I am using SVM for binary classification in the setting of more predictors (367) than samples (in the order of 200). I have normalized my predictors, all quantitative, but I do not want to use PCA to ease interpretation, and I used a high correlation filter instead (workflow attached, but cannot upload with data due to excessive weight). I want to tune hyperparameters (cost and sigma), and I have used 2 SVM configurations. In the upper one, I used the SVM Learner, and in the lower one I used the LIBSVMLearner instead. Specific questions:
In the SVMLearner, is the “Overlapping penalty” equivalent to the “Cost” parameter?
With both, I have problems configuring the flow variables (Cost and Sigma) in the Parameter Optimization Loop Start node.

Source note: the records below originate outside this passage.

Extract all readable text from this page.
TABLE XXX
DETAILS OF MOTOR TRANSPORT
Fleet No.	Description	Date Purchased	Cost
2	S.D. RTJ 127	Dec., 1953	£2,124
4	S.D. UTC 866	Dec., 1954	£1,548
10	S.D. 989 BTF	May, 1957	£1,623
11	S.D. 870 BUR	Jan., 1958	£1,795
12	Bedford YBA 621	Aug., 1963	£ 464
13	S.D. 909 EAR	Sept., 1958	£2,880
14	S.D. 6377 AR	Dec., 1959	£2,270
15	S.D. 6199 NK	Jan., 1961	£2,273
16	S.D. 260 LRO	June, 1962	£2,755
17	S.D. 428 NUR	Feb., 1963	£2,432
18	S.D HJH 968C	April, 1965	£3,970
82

How can I do it properly? The flow variables do not appear in the Flow variable section of the Learner.
As best I can tell, the Overlapping penalty is equivalent to the cost function.
As for some of your other problems, I think the failure of the LIBSVM Learner node stems from an inconsistent looping setup between the top branch and the bottom branch. Second, you need to make sure you are applying flow variables and not creating new ones in the Learner:
Awesome. I’ve been using KNIME for years and am now just learning what those mysterious empty text fields do – they create new downsteam flowvariables. Thanks!